Bankalar Birliği Başkanı Olgun Önal, bankacılık sisteminin 21 banka, 222 şube ve 3 bin 118 banka çalışanı ile hizmet verdiğini söyledi.

Avrupa’da nüfusun yüzde 65’inin, KKTC’de ise nüfusun yüzde 20’sinin borçlanma yoluna gittiğini anlatan Önal, “27.2 milyar TL kredi kullandırıyoruz. Kredilerimizin yüzde 70’ini ticari iş ve işlemler için kullandırdığımız krediler oluşturuyor” dedi.

Önal, bir başka örnek vererek, toplanan mevduatın yüzde 65’i ile ülke yatırımcısının ve bireylerin finansal ihtiyaçlarının karşılandığını anlattı.

Bankalar Birliği Genel Merkezi’nde bir grup gazeteci ile bir araya gelen Önal, mevcut durumla ilgili detaylı bilgiler verdi.

2013 yılında geçen bir yasayla, bankaların ana parayı bile geri alabileceği bir sistemin ortadan kaldırıldığını belirten Önal, kontrolden çıkan sistemin risk oluşturduğunu belirtti.

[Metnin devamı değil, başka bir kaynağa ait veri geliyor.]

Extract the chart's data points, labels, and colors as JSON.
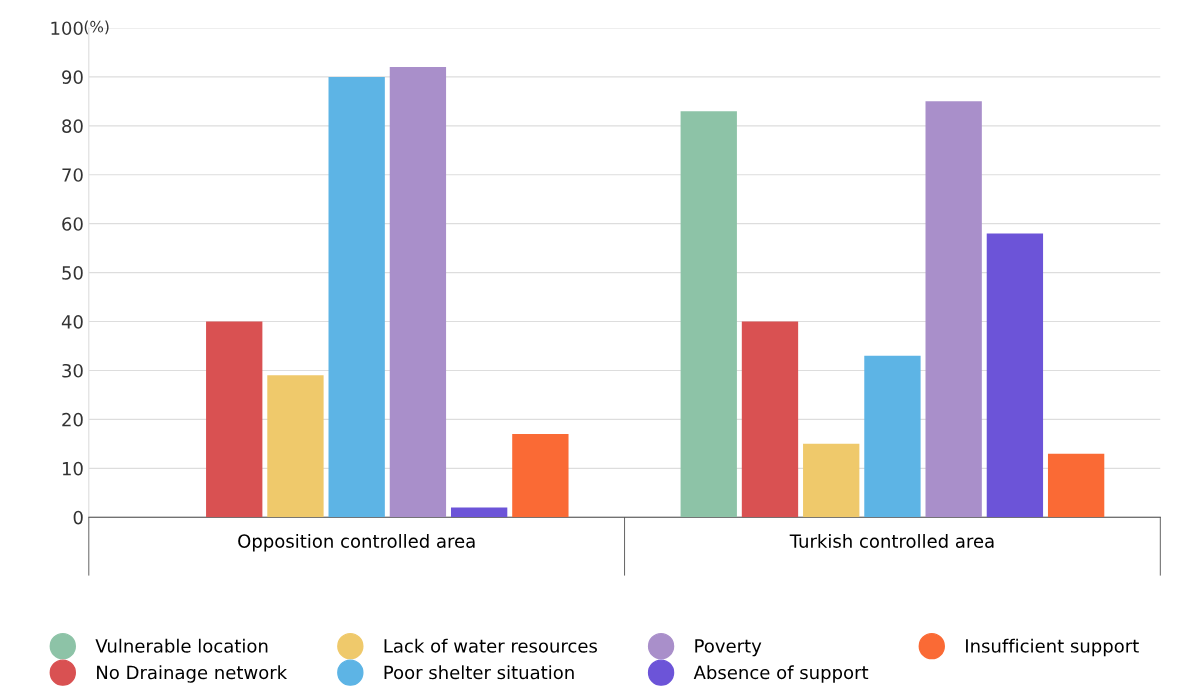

Sorunlu alacakların biriktiğini anlatan Önal, 2020 Aralık ayı itibarı ile 1 milyar 55 Milyon TL tahsil edilemeyen alacak olduğunun altını çizdi.

Önal; “Geçtiğimiz yılın başında 111 milyon TL artış gösteren bir tahsili geciken alacak tablosu var. Aynı dönemde kredi hacmimiz ise arttı. Verilen kredi 21.2 milyar TL’den, 27.2 milyar TL’ye yükseldi. Tahsil edilemeyen kredilerin verilen kredilere oranı yüzde 6.38 iken, kredi artışından da etkilenerek yüzde 5.42’e geriledi” dedi.

Yeni bir düzenleme gerekiyor

Yasal yeni bir düzenlemeye ihtiyaç duyulduğunu vurgulayan Önal, “Yapılandırma dediğimiz şey, kişiye özel olmalı. Her müşteriye aynı yapılandırmayı yapmak doğru değil” dedi.

Hiçbir bankanın haciz için dava yoluna gitmeyi tercih etmediğini söyleyen Önal, “Dava süreçlerinin çalışması, hele bu salgın döneminde ilk tercihimiz değil” dedi.

Hukuk sisteminin 2013’deki yasayla tıkandığını vurgulayan Önal, “Yasa hala yürürlükte ve maalesef popülizm amaçlı kullanılıyor. Bu düzenleme nedeniyle hukuk sistemi tamamen tıkanmış durumda. Çok sayıda dava ve haksız yapılandırma talepleri var” dedi.

Tüm toplumun kaynağı

Önal, canlı olmayan kredilerde duran kaynağın tüm topluma ait olduğunu hatırlattı.

Bu kaynakların ekonomiye tekrardan kazandırılmasının önemine işaret eden Önal, “Teminat satışlarının geciktirilmesi ne borçlu ne alacaklı ne de topluma faydası var” saptamasında bulundu.

Bunun için Tapu Dairesi’nde yasal bir düzenlemeye ihtiyaç duyulduğunu anımsayan Önal, “devletin temel anacı açık artırma koşullarını yaratmak. Tapu Dairesi eliyle yapılacak bir yasayla yok pahasına satış yapılması önlenmelidir” dedi.

Önal son olarak, “inkar tazminatını” gündeme getirdi.

Önal, mahkemenin iş yükünü artıran gerçek dışı iddialara dayalı talep ya da müdafaalar için bazı ülkelerde uygulanan ve yine hakimlerin takdir edileceği inkar tazminatını uygulamaya koymanın tartışılmasını istedi.